Tech industry watching European privacy votes

The tech industry is bracing for a vote next week at the European Union that could put its business on the continent at risk. 

Despite assurances from the U.S. government, some European officials are calling for changes to the rules and agreements that allow U.S. companies to process data belonging to European citizens, in the hopes of keeping that data out of the hands of the National Security Agency (NSA).

Starting on Monday, the EU Parliament will consider two measures that would affect the way American tech companies do business in Europe.

The first is a privacy regulation that would end the Parliament’s role in a two-year process to update, strengthen and make cohesive EU privacy law, heightening privacy and security standards for the companies that deal with European citizens’ data.

Once the Parliament approves the regulation, which is the expected outcome of next week’s vote, the EU legislators have to negotiate over the law with the individual governments of EU countries.

Though those negotiations will likely take more than a year, “there’s still belief that, eventually, a data regulation will pass in Europe,” according to Justin Brookman, director of consumer privacy at the Center for Democracy and Technology.

The second measure is a report from the body’s Civil Liberties Committee, which opened an investigation into U.S. government surveillance after last year’s revelations about NSA electronic surveillance, including that of European officials.

That report made a number of recommendations about U.S. companies’ access to data belonging to European citizens, including the immediate suspension of international agreements between the EU and U.S. that allow U.S. companies to process European data.

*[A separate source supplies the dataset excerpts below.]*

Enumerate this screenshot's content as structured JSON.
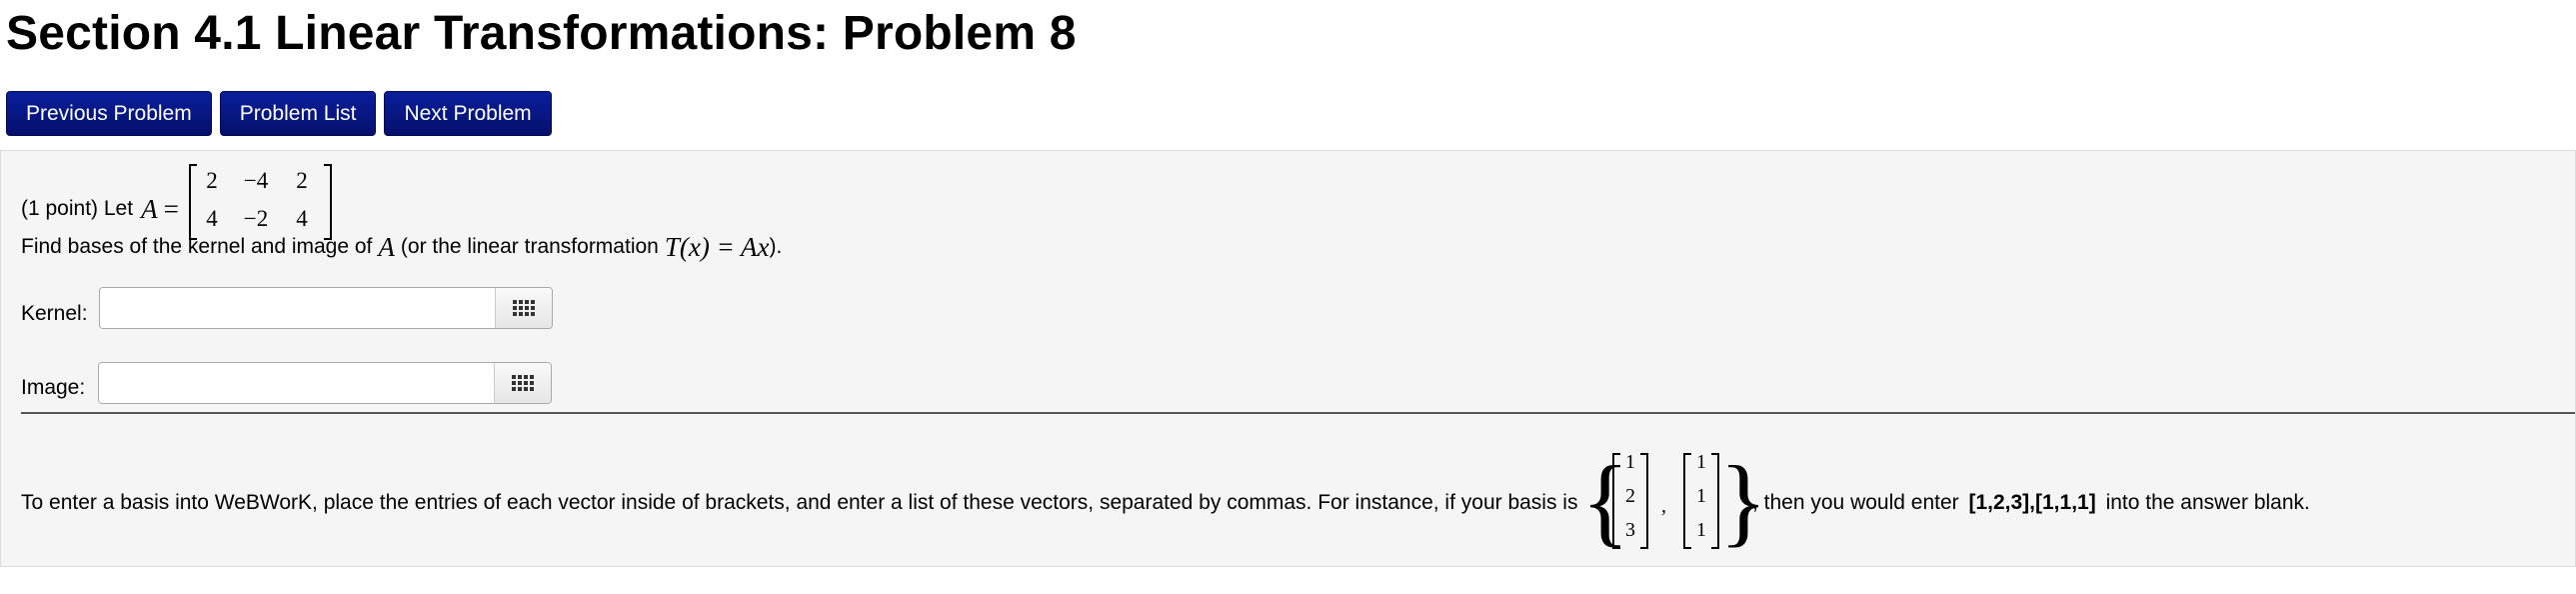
{
  "header": {
    "title": "Section 4.1 Linear Transformations: Problem 8"
  },
  "nav": {
    "previous_label": "Previous Problem",
    "list_label": "Problem List",
    "next_label": "Next Problem"
  },
  "problem": {
    "points_prefix": "(1 point) Let",
    "matrix_name": "A",
    "equals": "=",
    "matrix": [
      [
        "2",
        "−4",
        "2"
      ],
      [
        "4",
        "−2",
        "4"
      ]
    ],
    "instruction_before": "Find bases of the kernel and image of",
    "instruction_var": "A",
    "instruction_middle": "(or the linear transformation",
    "instruction_formula": "T(x) = Ax",
    "instruction_end": ").",
    "kernel_label": "Kernel:",
    "kernel_value": "",
    "image_label": "Image:",
    "image_value": "",
    "hint_before": "To enter a basis into WeBWorK, place the entries of each vector inside of brackets, and enter a list of these vectors, separated by commas. For instance, if your basis is",
    "hint_vectors": [
      [
        "1",
        "2",
        "3"
      ],
      [
        "1",
        "1",
        "1"
      ]
    ],
    "hint_comma": ",",
    "hint_middle": ", then you would enter",
    "hint_example": "[1,2,3],[1,1,1]",
    "hint_after": "into the answer blank."
  },
  "icons": {
    "keyboard": "keyboard-grid-icon"
  }
}
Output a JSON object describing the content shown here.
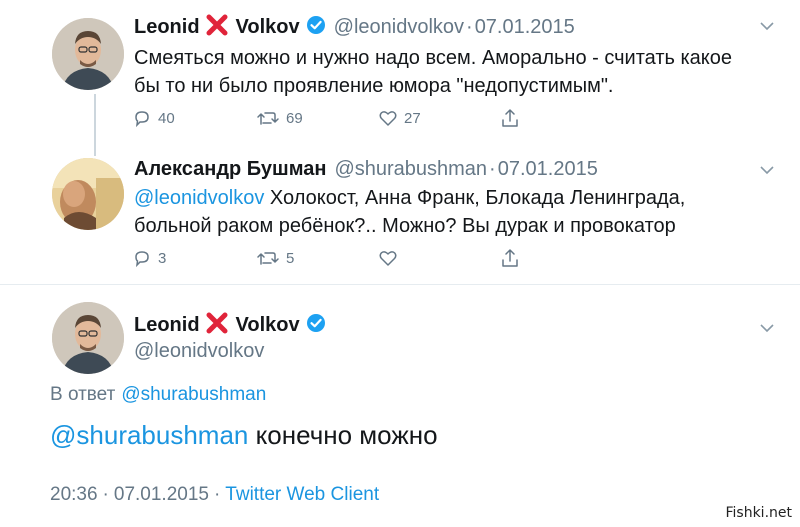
{
  "tweet1": {
    "name_first": "Leonid",
    "name_last": "Volkov",
    "handle": "@leonidvolkov",
    "sep": "·",
    "date": "07.01.2015",
    "text_line1": "Смеяться можно и нужно надо всем. Аморально - считать какое",
    "text_line2": "бы то ни было проявление юмора \"недопустимым\".",
    "replies": "40",
    "retweets": "69",
    "likes": "27"
  },
  "tweet2": {
    "name": "Александр Бушман",
    "handle": "@shurabushman",
    "sep": "·",
    "date": "07.01.2015",
    "mention": "@leonidvolkov",
    "text_line1_rest": " Холокост, Анна Франк, Блокада Ленинграда,",
    "text_line2": "больной раком ребёнок?.. Можно? Вы дурак и провокатор",
    "replies": "3",
    "retweets": "5"
  },
  "tweet3": {
    "name_first": "Leonid",
    "name_last": "Volkov",
    "handle": "@leonidvolkov",
    "reply_prefix": "В ответ",
    "reply_to": "@shurabushman",
    "mention": "@shurabushman",
    "text_rest": " конечно можно",
    "time": "20:36",
    "date": "07.01.2015",
    "client": "Twitter Web Client"
  },
  "watermark": "Fishki.net",
  "colors": {
    "link": "#1b95e0",
    "muted": "#657786",
    "red_x": "#e0243a",
    "verified": "#1da1f2"
  },
  "icons": [
    "reply-icon",
    "retweet-icon",
    "like-icon",
    "share-icon",
    "chevron-down-icon",
    "verified-icon",
    "red-x-icon"
  ]
}
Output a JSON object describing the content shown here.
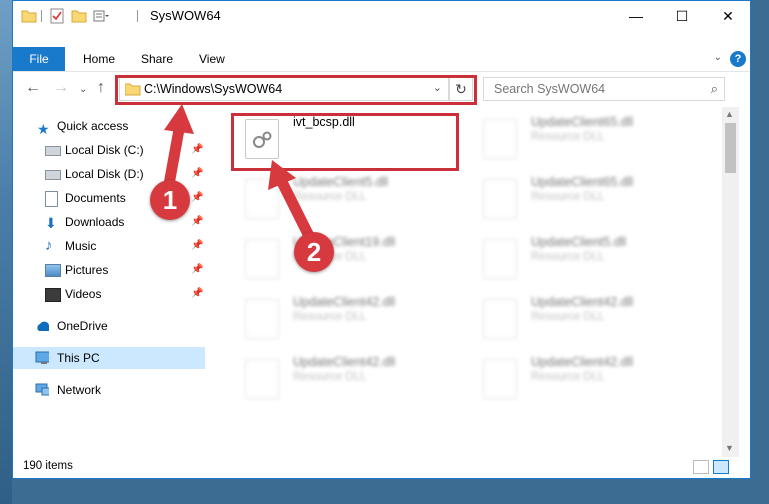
{
  "window": {
    "title": "SysWOW64",
    "controls": {
      "minimize": "—",
      "maximize": "☐",
      "close": "✕"
    }
  },
  "ribbon": {
    "file_tab": "File",
    "tabs": [
      "Home",
      "Share",
      "View"
    ],
    "help": "?"
  },
  "address": {
    "path": "C:\\Windows\\SysWOW64",
    "search_placeholder": "Search SysWOW64"
  },
  "nav": {
    "quick_access": "Quick access",
    "pinned": [
      {
        "label": "Local Disk (C:)",
        "icon": "drive-icon"
      },
      {
        "label": "Local Disk (D:)",
        "icon": "drive-icon"
      },
      {
        "label": "Documents",
        "icon": "documents-icon"
      },
      {
        "label": "Downloads",
        "icon": "downloads-icon"
      },
      {
        "label": "Music",
        "icon": "music-icon"
      },
      {
        "label": "Pictures",
        "icon": "pictures-icon"
      },
      {
        "label": "Videos",
        "icon": "videos-icon"
      }
    ],
    "onedrive": "OneDrive",
    "this_pc": "This PC",
    "network": "Network"
  },
  "files": [
    {
      "name": "ivt_bcsp.dll",
      "type": ""
    },
    {
      "name": "UpdateClient65.dll",
      "type": "Resource DLL"
    },
    {
      "name": "UpdateClient5.dll",
      "type": "Resource DLL"
    },
    {
      "name": "UpdateClient65.dll",
      "type": "Resource DLL"
    },
    {
      "name": "UpdateClient19.dll",
      "type": "Resource DLL"
    },
    {
      "name": "UpdateClient5.dll",
      "type": "Resource DLL"
    },
    {
      "name": "UpdateClient42.dll",
      "type": "Resource DLL"
    },
    {
      "name": "UpdateClient42.dll",
      "type": "Resource DLL"
    },
    {
      "name": "UpdateClient42.dll",
      "type": "Resource DLL"
    },
    {
      "name": "UpdateClient42.dll",
      "type": "Resource DLL"
    }
  ],
  "status": {
    "item_count": "190 items"
  },
  "callouts": [
    "1",
    "2"
  ],
  "colors": {
    "accent": "#1979ca",
    "callout": "#d63a3f",
    "highlight_box": "#c9303a",
    "selected_nav": "#cce8ff"
  }
}
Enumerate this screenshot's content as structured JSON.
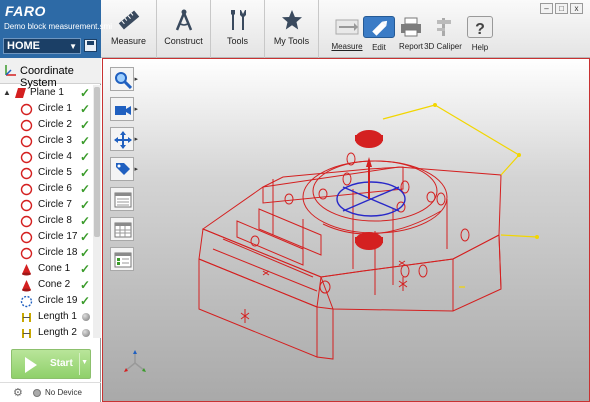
{
  "brand": {
    "logo": "FARO",
    "file_name": "Demo block measurement.smi",
    "home_label": "HOME"
  },
  "main_tabs": [
    {
      "label": "Measure",
      "icon": "measure-ruler-icon"
    },
    {
      "label": "Construct",
      "icon": "compass-icon"
    },
    {
      "label": "Tools",
      "icon": "tools-icon"
    },
    {
      "label": "My Tools",
      "icon": "star-icon"
    }
  ],
  "toolbar": [
    {
      "label": "Measure",
      "icon": "measure-arrow-icon"
    },
    {
      "label": "Edit",
      "icon": "pencil-icon"
    },
    {
      "label": "Report",
      "icon": "printer-icon"
    },
    {
      "label": "3D Caliper",
      "icon": "caliper-icon"
    },
    {
      "label": "Help",
      "icon": "help-icon"
    }
  ],
  "window": {
    "minimize": "–",
    "maximize": "□",
    "close": "x"
  },
  "coord_system": "Coordinate System",
  "tree": [
    {
      "label": "Plane 1",
      "type": "plane",
      "status": "ok"
    },
    {
      "label": "Circle 1",
      "type": "circle",
      "status": "ok"
    },
    {
      "label": "Circle 2",
      "type": "circle",
      "status": "ok"
    },
    {
      "label": "Circle 3",
      "type": "circle",
      "status": "ok"
    },
    {
      "label": "Circle 4",
      "type": "circle",
      "status": "ok"
    },
    {
      "label": "Circle 5",
      "type": "circle",
      "status": "ok"
    },
    {
      "label": "Circle 6",
      "type": "circle",
      "status": "ok"
    },
    {
      "label": "Circle 7",
      "type": "circle",
      "status": "ok"
    },
    {
      "label": "Circle 8",
      "type": "circle",
      "status": "ok"
    },
    {
      "label": "Circle 17",
      "type": "circle",
      "status": "ok"
    },
    {
      "label": "Circle 18",
      "type": "circle",
      "status": "ok"
    },
    {
      "label": "Cone 1",
      "type": "cone",
      "status": "ok"
    },
    {
      "label": "Cone 2",
      "type": "cone",
      "status": "ok"
    },
    {
      "label": "Circle 19",
      "type": "circle-dashed",
      "status": "ok"
    },
    {
      "label": "Length 1",
      "type": "length",
      "status": "pending"
    },
    {
      "label": "Length 2",
      "type": "length",
      "status": "pending"
    }
  ],
  "start_label": "Start",
  "device_status": "No Device",
  "colors": {
    "brand_blue": "#2d6aa6",
    "feature_red": "#d42020",
    "check_green": "#3a9b2a",
    "active_blue": "#3b7cc6"
  }
}
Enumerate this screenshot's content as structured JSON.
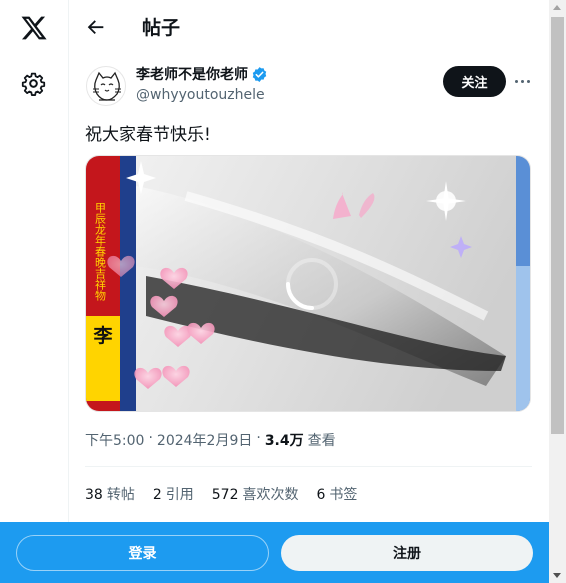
{
  "header": {
    "title": "帖子"
  },
  "post": {
    "author": {
      "display_name": "李老师不是你老师",
      "handle": "@whyyoutouzhele"
    },
    "follow_label": "关注",
    "text": "祝大家春节快乐!",
    "media": {
      "vertical_caption": "甲辰龙年春晚吉祥物",
      "name_block": "李",
      "loading": true
    },
    "meta": {
      "time": "下午5:00",
      "sep1": "·",
      "date": "2024年2月9日",
      "sep2": "·",
      "views_count": "3.4万",
      "views_label": "查看"
    },
    "stats": [
      {
        "value": "38",
        "label": "转帖"
      },
      {
        "value": "2",
        "label": "引用"
      },
      {
        "value": "572",
        "label": "喜欢次数"
      },
      {
        "value": "6",
        "label": "书签"
      }
    ]
  },
  "bottom_bar": {
    "login_label": "登录",
    "signup_label": "注册"
  },
  "colors": {
    "brand": "#1d9bf0",
    "text": "#0f1419",
    "secondary": "#536471"
  }
}
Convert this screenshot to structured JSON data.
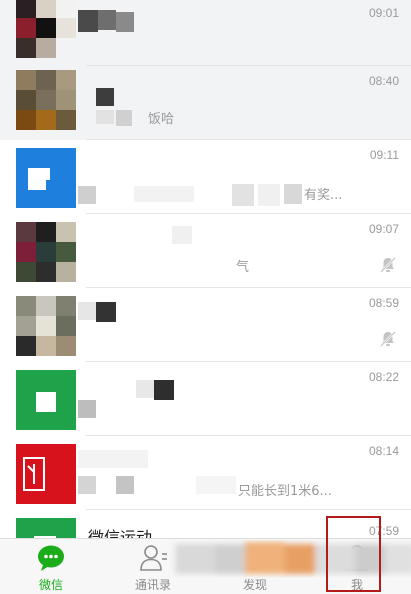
{
  "chats": [
    {
      "time": "09:01",
      "preview": "",
      "muted": false,
      "pinned": true
    },
    {
      "time": "08:40",
      "preview": "饭哈",
      "muted": false,
      "pinned": true
    },
    {
      "time": "09:11",
      "preview": "有奖...",
      "muted": false,
      "pinned": false
    },
    {
      "time": "09:07",
      "preview": "气",
      "muted": true,
      "pinned": false
    },
    {
      "time": "08:59",
      "preview": "",
      "muted": true,
      "pinned": false
    },
    {
      "time": "08:22",
      "preview": "",
      "muted": false,
      "pinned": false
    },
    {
      "time": "08:14",
      "preview": "只能长到1米6...",
      "muted": false,
      "pinned": false
    },
    {
      "time": "07:59",
      "name": "微信运动",
      "preview": "",
      "muted": false,
      "pinned": false
    }
  ],
  "tabs": [
    {
      "label": "微信",
      "icon": "chat-bubble-icon",
      "active": true
    },
    {
      "label": "通讯录",
      "icon": "contacts-icon",
      "active": false
    },
    {
      "label": "发现",
      "icon": "compass-icon",
      "active": false
    },
    {
      "label": "我",
      "icon": "person-icon",
      "active": false
    }
  ],
  "colors": {
    "accent": "#1aad19",
    "pinned_background": "#f1f3f5",
    "annotation_box": "#b31b1b"
  }
}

While there is support for the conclusions in that report, the Parliament would only be “sending a political message” by voting to approve the report, as the Parliament has no authority to cancel those international agreements, Brookman said.

The vote is “mostly a signal … designed to show how seriously people in Europe are taking” the revelations about U.S. surveillance, he said.

Still, tech companies are watching the votes to see how they might affect their businesses.

“They’re watching it, there’s no doubt about it,” one tech lobbyist said.

The measures in front of the EU Parliament would raise business and compliance costs for U.S. tech companies, and “a lot of companies are going to be very concerned about doing business in Europe,” said Daniel Castro, senior analyst at the Information Technology and Innovation Foundation.

If the EU Parliament votes for these measures, U.S. tech companies — which have lobbied Congress and President Obama to reform surveillance programs — will be stuck between privacy-hungry European governments and a U.S. government that’s hesitant to make fast or substantive changes to its intelligence community.

“One of the central problems we have is that [tech companies] can’t fix this themselves,” Castro said.

“All U.S. companies can do is continue to press the administration to engage on this issue, press Congress to engage,” he said.

Last summer, Castro’s group put out a report estimating that the U.S. cloud computing industry would lose between $22 and $35 billion over the next three years as a result of the revelations about U.S. electronic surveillance and the resulting distrust in American tech companies.

“We’re still moving down this path,” Castro said. “We haven’t really seen the administration take a lot of steps to stop it, and I think that’s been frustrating.”

Next week’s vote “will be a good signal to the U.S. about where the EU is on these issues,” he said.

Even if the EU Parliament’s votes don’t immediately change the legal privacy frameworks for U.S. tech companies looking to do business in Europe, the continued attention to companies’ compliance with U.S. surveillance programs could be bad for the firms’ reputations.

“Europeans have successfully used [the surveillance revelations] to draw a distinction between their industry and ours,” the tech lobbyist said. “These are the types of issues that your competitors will use as a competitive advantage.”